Halloween is
such a cool opportunity to make awesome, spooky music with children. It’s
always one of my favorite times of the year! It’s also conference month, which
means we always end up with a week of weird schedules and half-days. It can be
hard to find a lesson that is engaging but also enrichment. Spooky books are a great
solution. We try to stay away from things that are exclusively Halloween and do
spooky things instead, so all students can participate. Last year, the kids hada blast with the Bill Martin Jr/Eric Carle book A Ghost Story. This year, we
are exploring another Bill Martin Jr. book: A Spooky Story.
The book, the cards I use to help students remember their character, and a few of the instruments kids commonly choose.
This book is
a very formulaic counting book. “Out of the shadows, out of the flum,” is
followed by a number of spooky characters including a cat, witches, skeletons,
and werewolves. The end of the book has those characters doing several things
like wailing and turning, and we use that as an opportunity to crescendo. The
characters finally go back into the flum, a good opportunity for a decrescendo.
Inevitably,
a kid always asks, “What is flum?” Because the author made it up, kids use
context clues to decide what exactly the flum is. Usually kids decide it is
some kind of home world or portal for the spooky characters. Yay
cross-curricular opportunities!
We begin by
reading the book a few times, until the kids can identify the form of the book.
We then add in D and F on tone bars to lay a spooky, minor sound blanket over
the story. Students choose instruments for “shadows,” “flum,” and each of the
10 characters. This is a great way for students to explore instruments they don’t
get to play very frequently like the ratchet, the thunder tube, and my piano. It’s
also good practice to model the correct way to choose an instrument to fit a
theme or character. My kids are always tempted to choose an instrument just
because they like it, not because it is the best choice for the sound they
want. So we go over the fact that we may love the bell tree because it sounds like
Tinker Bell, but it’s probably not be the best choice for a spooky werewolf.

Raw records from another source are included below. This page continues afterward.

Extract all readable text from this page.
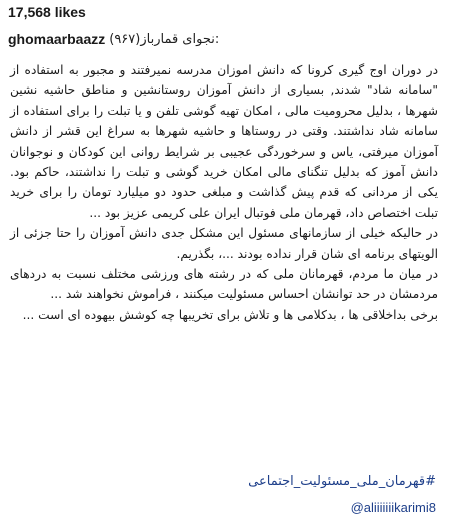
17,568 likes
ghomaarbaazz :نجوای قمارباز(۹۶۷)

در دوران اوج گیری کرونا که دانش اموزان مدرسه نمیرفتند و مجبور به استفاده از "سامانه شاد" شدند, بسیاری از دانش آموزان روستانشین و مناطق حاشیه نشین شهرها ، بدلیل محرومیت مالی ، امکان تهیه گوشی تلفن و یا تبلت را برای استفاده از سامانه شاد نداشتند. وقتی در روستاها و حاشیه شهرها به سراغ این قشر از دانش آموزان میرفتی، یاس و سرخوردگی عجیبی بر شرایط روانی این کودکان و نوجوانان دانش آموز که بدلیل تنگنای مالی امکان خرید گوشی و تبلت را نداشتند، حاکم بود. یکی از مردانی که قدم پیش گذاشت و مبلغی حدود دو میلیارد تومان را برای خرید تبلت اختصاص داد، قهرمان ملی فوتبال ایران علی کریمی عزیز بود ...

در حالیکه خیلی از سازمانهای مسئول این مشکل جدی دانش آموزان را حتا جزئی از الویتهای برنامه ای شان قرار نداده بودند ...، بگذریم.

در میان ما مردم، قهرمانان ملی که در رشته های ورزشی مختلف نسبت به دردهای مردمشان در حد توانشان احساس مسئولیت میکنند ، فراموش نخواهند شد ...

برخی بداخلاقی ها ، بدکلامی ها و تلاش برای تخریبها چه کوشش بیهوده ای است ...

#قهرمان_ملی_مسئولیت_اجتماعی
@aliiiiiiikarimi8
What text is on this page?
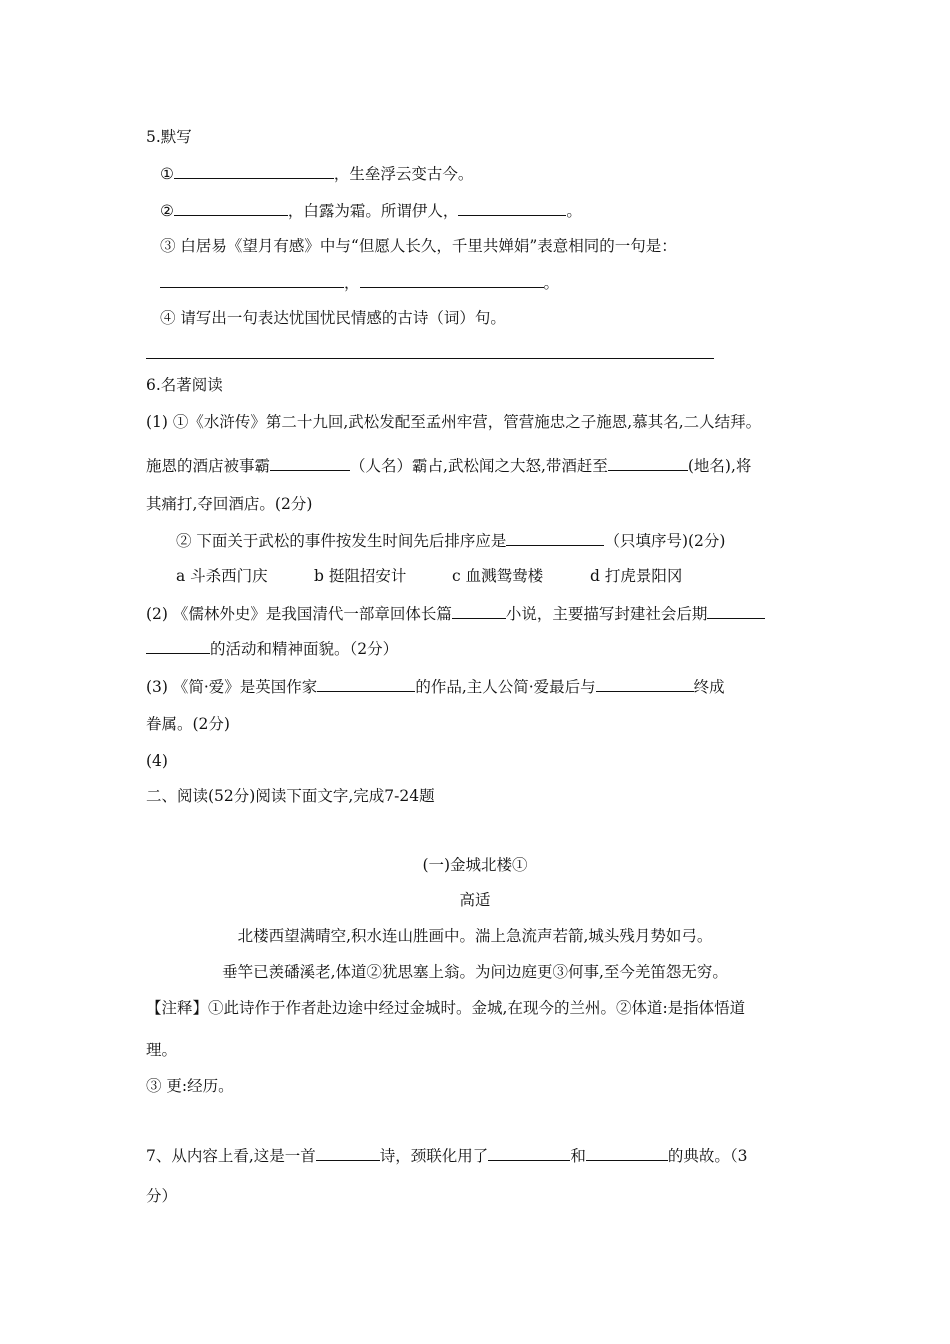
5.默写
①	，生垒浮云变古今。
②	，白露为霜。所谓伊人，	。
③ 白居易《望月有感》中与“但愿人长久，千里共婵娟”表意相同的一句是：
，	。
④ 请写出一句表达忧国忧民情感的古诗（词）句。
6.名著阅读
(1) ①《水浒传》第二十九回,武松发配至孟州牢营，管营施忠之子施恩,慕其名,二人结拜。
施恩的酒店被事霸	（人名）霸占,武松闻之大怒,带酒赶至	(地名),将
其痛打,夺回酒店。(2分)
② 下面关于武松的事件按发生时间先后排序应是	（只填序号)(2分)
a 斗杀西门庆	b 挺阻招安计	c 血溅鸳鸯楼	d 打虎景阳冈
(2) 《儒林外史》是我国清代一部章回体长篇	小说，主要描写封建社会后期
的活动和精神面貌。（2分）
(3) 《简·爱》是英国作家	的作品,主人公简·爱最后与	终成
眷属。(2分)
(4)
二、阅读(52分)阅读下面文字,完成7-24题
(一)金城北楼①
高适
北楼西望满晴空,积水连山胜画中。湍上急流声若箭,城头残月势如弓。
垂竿已羡磻溪老,体道②犹思塞上翁。为问边庭更③何事,至今羌笛怨无穷。
【注释】①此诗作于作者赴边途中经过金城时。金城,在现今的兰州。②体道:是指体悟道
理。
③ 更:经历。
7、从内容上看,这是一首	诗，颈联化用了	和	的典故。（3
分）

Students play through the book several times, switching instruments each time. I have cards for each of the characters so they don’t forget who they are. One student also serves as the narrator and reads the book. When the kids are ready, we record. Kids get very excited about sending a recording to their teacher, and beg me to play it for the kindergarteners to see if it scares them. You could very easily have kinder classes choose the spookiest recording.
Hope you
have a spooky time with this fantastic book!